Все это время сэр Джемс беспокоится лишь о том, как бы сэр Чарлз
«в ревностном стремлении совершить великий подвиг и удовлетворить дикие страсти нетерпеливой толпы не поддался бы необдуманному побуждению и не забыл бы об исполнении одной из самых благородных обязанностей — иметь моральное мужество делать то, что считаешь правильным, не страшась получить упрек в неправильности действий».
Еще 1 мая 1854 г. он пишет сэру Чарлзу:
«Я полагаю, что как Свеаборг, так и Кронштадт почти неприступны с моря, в особенности Свеаборг, и только большая армия смогла бы действовать с успехом со стороны суши против сил, которые Россия легко может сосредоточить на непосредственных подступах к столице».
Когда сэр Чарлз 12 июня написал ему о том,
«что после зрелых размышлений он пришел к выводу, который разделяет и адмирал Чадс, что единственным эффективным способом захвата Свеаборга является снаряжение большого количества канонерок», —
сэр Джемс ответил ему 11 июля:
«С 50000 человек и 200 канонерок Вы могли бы уже к концу сентября добиться значительных и решительных успехов».
Но как только наступила зима, французская армия и флот отплыли обратно, а сильные бури в дни равноденствия начали вздымать волны Балтийского моря, от сэра Чарлза стали поступать донесения:
«Якорные канаты наших кораблей начали уже рваться, «Дракон» остался только с одним якорем, «Повелительница» и «Василиск» потеряли в последнюю ночь по одному якорю; «Волшебница» была вынуждена бросить якорь в тумане и должна была, подняв ночью якорь у Наргена, снова бросить его недалеко от Ренскарского маяка, так как ветром ее относило к подводным камням; «Эвриал» наскочил на подводные скалы, и это счастье, что он не погиб».
Тогда сэр Джемс вдруг открыл, «что войну нельзя вести без риска и опасности» и Свеаборг поэтому должен быть взят без единого солдата, без единой канонерки и мортирной лодки! Действительно, мы можем лишь повторить слова старого адмирала: «будь русский император первым лордом адмиралтейства, он писал бы точно такие же письма».
В адмиралтействе, как ясно видно из этой переписки, царит та же анархия, что и в военном министерстве. Сэр Джеме одобрил продвижение Нейпира через Бельт, в то время как министерство отнеслось к этому отрицательно. В августе сэр Джемс пишет Нейпиру, что ему следует заблаговременно готовиться к отплытию из Балтийского моря, а министерство в это время шлет ему телеграммы противоположного характера. У сэра Джемса одно представление о докладе генерала Ньеля, у министерства — другое.
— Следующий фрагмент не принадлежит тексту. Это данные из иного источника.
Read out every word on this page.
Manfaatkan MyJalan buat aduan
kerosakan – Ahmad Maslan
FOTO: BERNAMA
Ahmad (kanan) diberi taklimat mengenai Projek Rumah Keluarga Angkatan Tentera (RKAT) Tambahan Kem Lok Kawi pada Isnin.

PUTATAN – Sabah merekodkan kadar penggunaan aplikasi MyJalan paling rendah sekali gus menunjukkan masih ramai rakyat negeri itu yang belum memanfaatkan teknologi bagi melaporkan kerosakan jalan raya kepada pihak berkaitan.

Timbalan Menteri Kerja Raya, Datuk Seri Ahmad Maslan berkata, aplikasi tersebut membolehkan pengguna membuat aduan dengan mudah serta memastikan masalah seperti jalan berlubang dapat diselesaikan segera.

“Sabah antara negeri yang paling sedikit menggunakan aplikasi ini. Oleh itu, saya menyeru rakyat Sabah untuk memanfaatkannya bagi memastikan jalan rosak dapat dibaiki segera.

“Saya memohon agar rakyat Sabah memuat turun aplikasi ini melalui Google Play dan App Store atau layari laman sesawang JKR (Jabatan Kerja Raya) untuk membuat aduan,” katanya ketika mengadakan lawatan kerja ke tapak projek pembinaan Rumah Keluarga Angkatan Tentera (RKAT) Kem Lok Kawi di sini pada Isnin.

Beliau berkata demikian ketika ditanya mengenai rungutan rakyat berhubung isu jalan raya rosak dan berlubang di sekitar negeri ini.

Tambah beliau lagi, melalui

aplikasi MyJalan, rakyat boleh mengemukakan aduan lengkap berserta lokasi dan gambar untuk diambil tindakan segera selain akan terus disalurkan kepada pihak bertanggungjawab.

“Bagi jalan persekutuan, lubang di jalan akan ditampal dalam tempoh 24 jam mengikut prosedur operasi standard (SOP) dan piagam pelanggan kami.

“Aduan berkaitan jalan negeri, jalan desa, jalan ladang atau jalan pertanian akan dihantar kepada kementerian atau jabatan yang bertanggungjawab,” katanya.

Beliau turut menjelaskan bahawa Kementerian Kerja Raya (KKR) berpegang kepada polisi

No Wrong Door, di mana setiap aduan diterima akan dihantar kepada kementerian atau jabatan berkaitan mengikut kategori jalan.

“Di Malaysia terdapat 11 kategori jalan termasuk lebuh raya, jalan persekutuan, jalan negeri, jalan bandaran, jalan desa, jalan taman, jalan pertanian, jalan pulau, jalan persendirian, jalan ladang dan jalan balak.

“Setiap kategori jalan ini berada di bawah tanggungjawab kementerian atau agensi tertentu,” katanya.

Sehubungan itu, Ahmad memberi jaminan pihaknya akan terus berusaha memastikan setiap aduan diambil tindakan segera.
Но самым интересным моментом в этой переписке является, пожалуй, то, что она проливает новый свет на англо-французский союз. Французский адмирал показал сэру Чарлзу приказ об отзыве французских военных сил 13 августа. Французская армия отплыла 4 сентября, а остаток французского флота отбыл 19 сентября. Между тем сэр Дж. Грехем уверяет сэра Чарлза, что он только 25 сентября узнал об уходе французов. Сэр Джемс поэтому ошибочно считал, «что это решение было принято на месте с согласия Нейпира», но, как он подчеркивает, «без всякой консультации с английским правительством». С другой стороны, Ньель, французский генерал инженерных войск и интимный друг Луи Бонапарта, будто бы советовал «разрушить Свеаборг за два часа линейными кораблями». Из этого видно, что он хотел побудить английский флот предпринять безрассудную атаку, в которой англичане без всякой пользы сломали бы себе шею о подводные скалы и русские оборонительные укрепления.
Написано К. Марксом около 8 сентября 1855 г.
Напечатано в газете «New-York Daily Tribune» № 4502, 24 сентября 1855 г. в качестве передовой
Печатается по тексту газеты
Перевод с английского
Ф. ЭНГЕЛЬС
К ВЗЯТИЮ СЕВАСТОПОЛЯ[275]
Лондон, 11 сентября. Вчера в 9 часов вечера пушки в Сент-Джемсском парке и Тауэре[276] оповестили Лондон о взятии Южной стороны Севастополя. К удовлетворению директоров театров Лицеум, Хеймаркет и Аделфи крики «ура» и пение гимнов «God save the Queen» и «Partant pour la Syrie» [ «Боже, храни королеву», «Отправляясь в Сирию». Ред.] были вызваны, наконец, не ложными сообщениями, как прежде, а официальными депешами.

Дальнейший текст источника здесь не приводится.